Hometown race for Hinchcliffe

For the past month, James Hinchcliffe has been fielding calls and been solicited via e-mail and Facebook for tickets to the inaugural Honda Indy Toronto.

" 'Hey, James, haven't spoken with you in a while but do you have tickets to the Indy this year?' " the gregarious Firestone Indy Lights driver says. "I wish I had a huge chunk I could give to everybody but we're limited and we still want the race to be supported so go and buy the tickets. They're very reasonable and worth every penny because it's a good show."

Partly, that's why the weekend event is so popular – it's a good show as Torontonians shed the layers of clothing and lap up the summer sun along the Lake Ontario circuit. Hinchcliffe, a Toronto native who was born the same year the city hosted the first open-wheel race on the streets (1986), also will have the opportunity to compete on the course. He'll drive the No. 7 Hinchtown/Sam Schmidt Motorsports car in the Grand Prix of Toronto on July 11.

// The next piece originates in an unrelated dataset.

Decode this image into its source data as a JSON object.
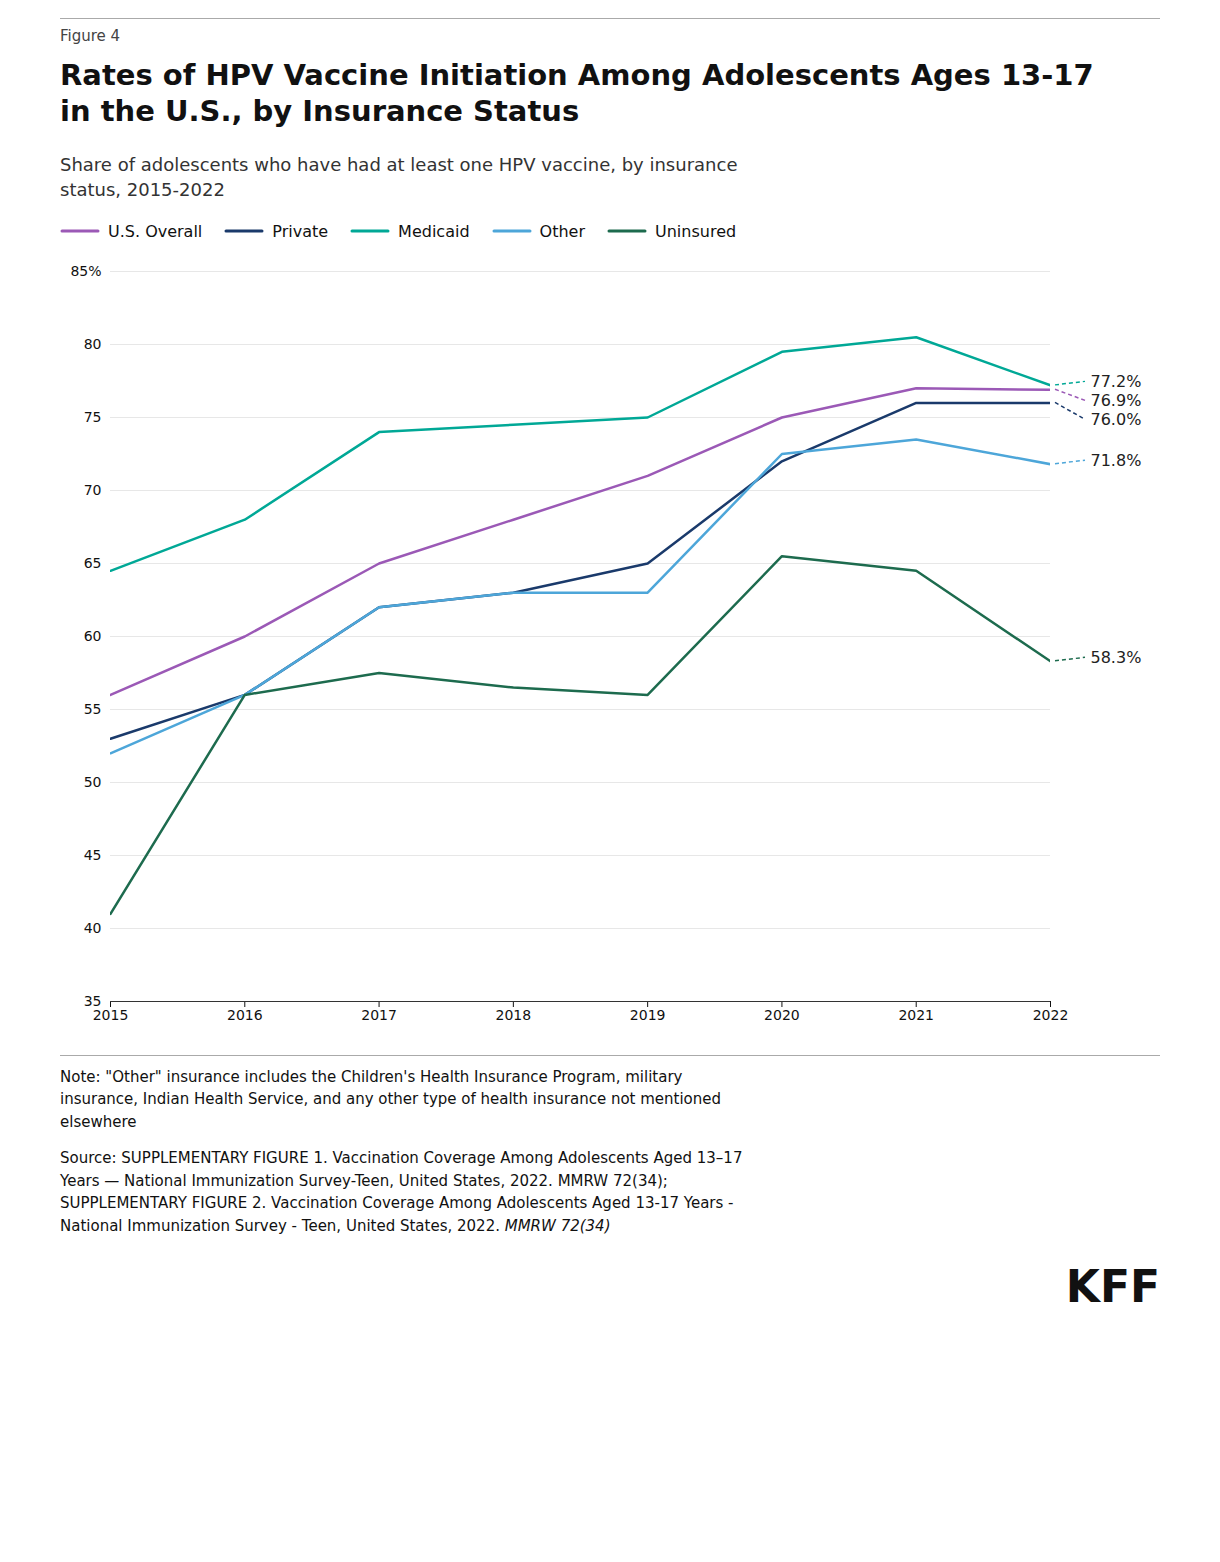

"Torontonians are such big races fans. We loved that event, lived and breathed it since '86 when it started," he said, referring to the CART- and Champ Car-sanctioned race that ended in '07. "It used to be Indy car and now IndyCar is back. We're not picky. It's a unified series; we just love open-wheel racing and love that it's coming back.

"I think everyone in the town was gutted that we didn't make the calendar, but that's understandable. I think everyone is just extra pumped for this year because they've had a year to think about it. I've been to every one since I was 18 months old. My dad's a huge race fan and he used to take us there as a family and then his company used to get a suite so we had VIP treatment a couple of times."

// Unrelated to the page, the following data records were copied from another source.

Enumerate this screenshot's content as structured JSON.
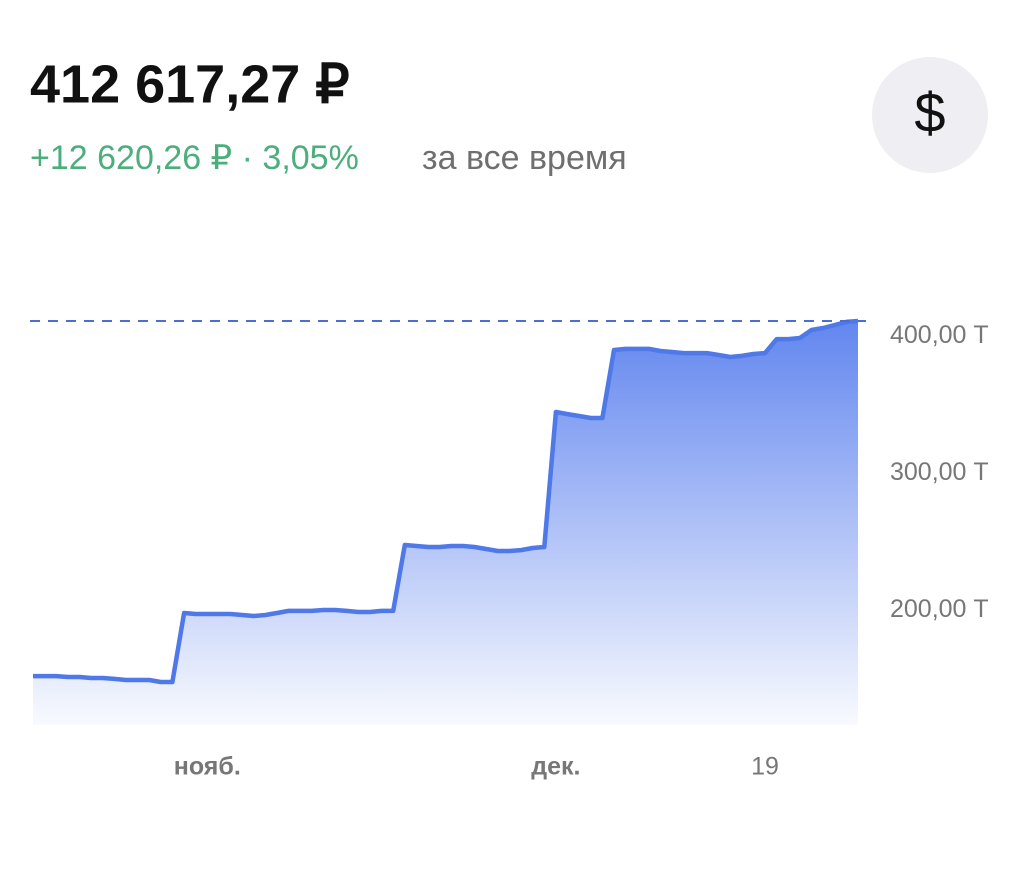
{
  "header": {
    "balance": "412 617,27 ₽",
    "change": "+12 620,26 ₽ · 3,05%",
    "period": "за все время",
    "currency_button": "$"
  },
  "chart_data": {
    "type": "area",
    "categories": [
      null,
      null,
      null,
      null,
      null,
      null,
      null,
      null,
      null,
      null,
      null,
      null,
      null,
      null,
      null,
      "нояб.",
      null,
      null,
      null,
      null,
      null,
      null,
      null,
      null,
      null,
      null,
      null,
      null,
      null,
      null,
      null,
      null,
      null,
      null,
      null,
      null,
      null,
      null,
      null,
      null,
      null,
      null,
      null,
      null,
      null,
      "дек.",
      null,
      null,
      null,
      null,
      null,
      null,
      null,
      null,
      null,
      null,
      null,
      null,
      null,
      null,
      null,
      null,
      null,
      "19",
      null,
      null,
      null,
      null,
      null,
      null,
      null,
      null
    ],
    "values": [
      150.7,
      150.7,
      150.7,
      150.0,
      150.0,
      149.3,
      149.3,
      148.6,
      147.8,
      147.8,
      147.8,
      146.4,
      146.4,
      196.7,
      196.0,
      196.0,
      196.0,
      196.0,
      195.2,
      194.5,
      195.2,
      196.7,
      198.2,
      198.2,
      198.2,
      198.9,
      198.9,
      198.2,
      197.4,
      197.4,
      198.2,
      198.2,
      246.3,
      245.6,
      244.8,
      244.8,
      245.6,
      245.6,
      244.8,
      243.4,
      241.9,
      241.9,
      242.6,
      244.1,
      244.8,
      343.3,
      341.8,
      340.4,
      338.9,
      338.9,
      388.5,
      389.3,
      389.3,
      389.3,
      387.8,
      387.1,
      386.3,
      386.3,
      386.3,
      384.9,
      383.4,
      384.2,
      385.6,
      386.3,
      396.5,
      396.5,
      397.3,
      403.1,
      404.6,
      406.8,
      409.0,
      409.7
    ],
    "color": "#4f78e8",
    "ylim": [
      115,
      425
    ],
    "yticks": [
      {
        "value": 200,
        "label": "200,00 Т"
      },
      {
        "value": 300,
        "label": "300,00 Т"
      },
      {
        "value": 400,
        "label": "400,00 Т"
      }
    ]
  }
}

Hinchcliffe said the 11-turn temporary course is mentally challenging and physically demanding.

"Being able to race there again is awesome. The track is quite cool for a street circuit; it has a couple of really quick corners heading onto the front straight in Turns 10 and 11," he said. "Then you have some really good passing opportunities heading down Lakeshore into Turn 3.

"Traditionally, it puts on a really good show. It's a challenging track because there are a lot of surface changes, high speed and low speed. It's a tough one to get your head around, but it's fun for the driver."

He also has high marks for the city (though Hinchcliffe isn't paid by the ministry of tourism) for first time or first-time-in-a-long-time visitors.

"The whole city just comes alive when the race is there," he said. "The Hockey Hall of Fame is a cool thing. You have to go to the CN Tower, go up the glass elevator. Because of the diversity, you want good Greek food you can find it. Japanese, Chinese, Italian, we have it all. It's cool to explore the city. What's cool about it is it's not just the race."